Jojo torrez of elusive cc service and funeral was yesterday ride in peace homie 10/18/86 ~ 11/13/12


----------



## Boy.HighClass (Apr 9, 2005)




----------



## dat620 (Aug 28, 2012)

just saw this thread, ride in peace brother, this goes out to AMBY(WICKED STITCH)SALAIS, memeber of JUST US, and former partner in NASTY BOYZ customizing and CRUIZIN CONNECTION of National City/San Diego ca, passed away and went home to GOD dec 19th 2011, to all that knew him, keep our family uplifted in prayer...


----------



## LosAngelesRydr (Apr 14, 2002)

Rip to hot wheels from strictly family.


----------



## Mr.GreenEyes 1 (Dec 10, 2008)

LosAngelesRydr said:


> Rip to hot wheels from strictly family.


X2 HE WILL BE MISSED. REAL RIDER THERE!


----------



## LosAngelesRydr (Apr 14, 2002)

Yessir


----------



## D-Cheeze (Oct 16, 2004)

Rip my homie Lou crevello ( casa 66) gone but never forgoten


----------



## MI 71 (Aug 30, 2004)

LosAngelesRydr said:


> Rip to hot wheels from strictly family.



Ride in Peace big bro i know he is looking over us


----------



## MUFASA (Aug 16, 2005)

MI 71 said:


> Ride in Peace big bro i know he is looking over us


NO,NO,NO !!!! Wtf, when did this happen ????


----------



## El Aztec Pride (May 22, 2006)

:tears: :angel:


----------



## shrekinacutty (Feb 11, 2005)

MI 71 said:


> Ride in Peace big bro i know he is looking over us


HE AWLAYS WILL BRO - SHREK


----------



## MI 71 (Aug 30, 2004)

MUFASA said:


> NO,NO,NO !!!! Wtf, when did this happen ????


He passed away saturday morn my boy


----------



## BIGJOE619 (Jun 17, 2008)

Rip Hot Wheels ... ride in peace... He was a very good guy...


----------



## BIGJ77MC (Nov 14, 2005)

LosAngelesRydr said:


> Rip to hot wheels from strictly family.


Just got the news from Alex from Gangs to Grace. I'm shocked!!! I met Hot Wheels about 10yrs ago at Elysian park. I would always run into him at different locations thur So.Cal. and even 1 time in vegas. He was a true rider.
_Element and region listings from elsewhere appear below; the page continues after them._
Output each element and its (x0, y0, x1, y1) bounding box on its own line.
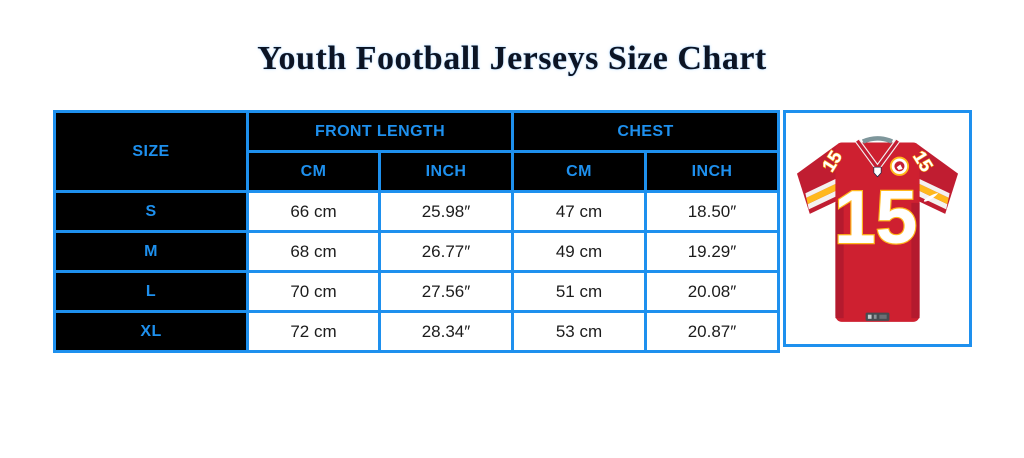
chest-cm-value: 53 cm (511, 310, 647, 353)
size-label: M (53, 230, 249, 273)
column-header-front-inch: INCH (378, 150, 514, 193)
chest-cm-value: 49 cm (511, 230, 647, 273)
front-length-cm-value: 72 cm (246, 310, 381, 353)
header-row-units: CM INCH CM INCH (55, 150, 781, 193)
nfl-shield-icon (873, 166, 882, 178)
jersey-right-sleeve (910, 144, 959, 214)
table-row-size-xl: XL 72 cm 28.34″ 53 cm 20.87″ (53, 310, 781, 353)
chest-inch-value: 20.87″ (643, 310, 781, 353)
team-patch-icon (889, 156, 910, 176)
jersey-torso (835, 142, 920, 322)
column-group-front-length: FRONT LENGTH (246, 110, 514, 153)
football-jersey-image: 15 15 15 (796, 136, 959, 322)
swoosh-icon (923, 192, 939, 202)
table-row-size-l: L 70 cm 27.56″ 51 cm 20.08″ (53, 270, 781, 313)
table-row-size-s: S 66 cm 25.98″ 47 cm 18.50″ (53, 190, 781, 233)
table-row-size-m: M 68 cm 26.77″ 49 cm 19.29″ (53, 230, 781, 273)
jersey-left-sleeve (796, 144, 845, 214)
front-length-inch-value: 26.77″ (378, 230, 514, 273)
size-chart-table: SIZE FRONT LENGTH CHEST CM INCH CM INCH … (53, 110, 781, 353)
chest-inch-value: 20.08″ (643, 270, 781, 313)
front-length-inch-value: 28.34″ (378, 310, 514, 353)
front-length-cm-value: 70 cm (246, 270, 381, 313)
size-chart-section: SIZE FRONT LENGTH CHEST CM INCH CM INCH … (53, 110, 973, 353)
jersey-jock-tag (865, 312, 890, 321)
front-length-inch-value: 25.98″ (378, 190, 514, 233)
column-header-chest-cm: CM (511, 150, 647, 193)
size-label: L (53, 270, 249, 313)
jersey-side-panel (911, 202, 920, 319)
jersey-side-panel (835, 202, 844, 319)
column-header-size: SIZE (53, 110, 249, 193)
front-length-inch-value: 27.56″ (378, 270, 514, 313)
front-length-cm-value: 68 cm (246, 230, 381, 273)
chest-cm-value: 47 cm (511, 190, 647, 233)
column-header-chest-inch: INCH (643, 150, 781, 193)
header-row-groups: SIZE FRONT LENGTH CHEST (53, 110, 781, 193)
size-label: S (53, 190, 249, 233)
chest-inch-value: 19.29″ (643, 230, 781, 273)
page-title: Youth Football Jerseys Size Chart (257, 40, 767, 77)
front-length-cm-value: 66 cm (246, 190, 381, 233)
chest-cm-value: 51 cm (511, 270, 647, 313)
size-label: XL (53, 310, 249, 353)
jersey-chest-number: 15 (834, 175, 917, 259)
product-image-frame: 15 15 15 (783, 110, 973, 347)
chest-inch-value: 18.50″ (643, 190, 781, 233)
column-group-chest: CHEST (510, 110, 781, 153)
column-header-front-cm: CM (246, 150, 381, 193)
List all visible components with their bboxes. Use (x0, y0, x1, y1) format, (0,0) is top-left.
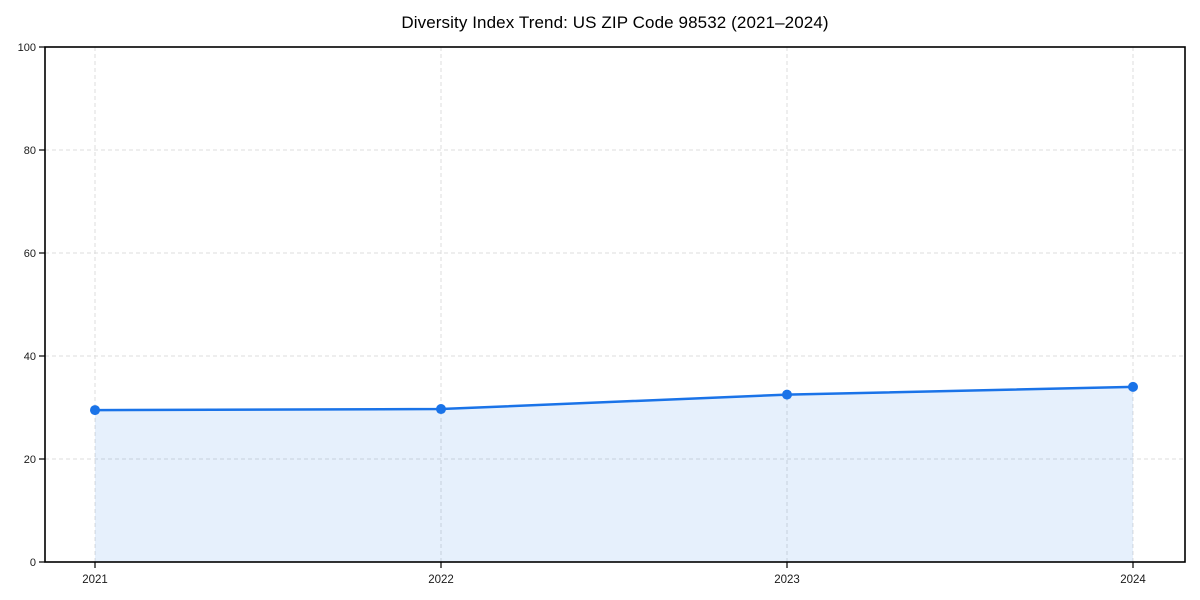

I'm deeply saddend by his loss!!!! He will definately be miss but not forgotten!!!! R.I.P. HOMIE!!!


----------



## MUFASA (Aug 16, 2005)

MI 71 said:


> He passed away saturday morn my boy


Fuckn sucks.....he always kept it real, nothing fake about him.....we would text back n forth about some stuff......man, all i can say is he was cool as fuck, and im saddened by this news ...if theres anything i can do, pm me.


----------



## SNOOTY FOX (Oct 6, 2011)

R.I.P. HOT WHEELS!!!


----------



## ricndaregal (Oct 22, 2003)

Ride in paradise my brotha Wheelz! He was one genuine wonderful person, who put a lot of us in the club. Always positive and always stood strong. the bad could never outweigh the good when he was around.. On behalf of our car club i would like to say Thanks for all the condolences and support from all the fellow riders.. we'll keep you guys posted on his services and the cruise we plan to set up for him


----------



## MI 71 (Aug 30, 2004)

ricndaregal said:


> Ride in paradise my brotha Wheelz! He was one genuine wonderful person, who put a lot of us in the club. Always positive and always stood strong. the bad could never outweigh the good when he was around.. On behalf of our car club i would like to say Thanks for all the condolences and support from all the fellow riders.. we'll keep you guys posted on his services and the cruise we plan to set up for him


:thumbsup:


----------



## ricndaregal (Oct 22, 2003)

there will be 2 memorial services for hotwheels:
------------------------------
the one in s.d. is this saturday at Humphreys funeraria 753 broadway CV, ca. 91910 from 6-9 pm.
----------------------------------------------------------------
the one set up for here in los angeles is
January 19, 2013 @ 10:00am
St.Brendan's Church
310 S. Van Ness Ave
Los Angeles, Ca, 90020
Proceeding these Memorial services Family and Friends of Jose Rivas are welcomed to join in a ride to Montebello Park for a BBQ. Any and All Car Clubs are welcomed to join and share memories followed with a night cruise down Whittier Blvd.

We"re also holding a cruise night for him this friday at the bobs big boys in downey from 530-10pm.


----------



## TRIXtheRABBITlb (Apr 14, 2007)

"the bad could never outweigh the good when he was around"...... cudn't hav said it betr!!
Ride In Painless, Peace in Paradise Jose!!!!


----------



## El Aztec Pride (May 22, 2006)

:thumbsup:


----------



## Glideinlowcarclub (Apr 26, 2010)

Bump


----------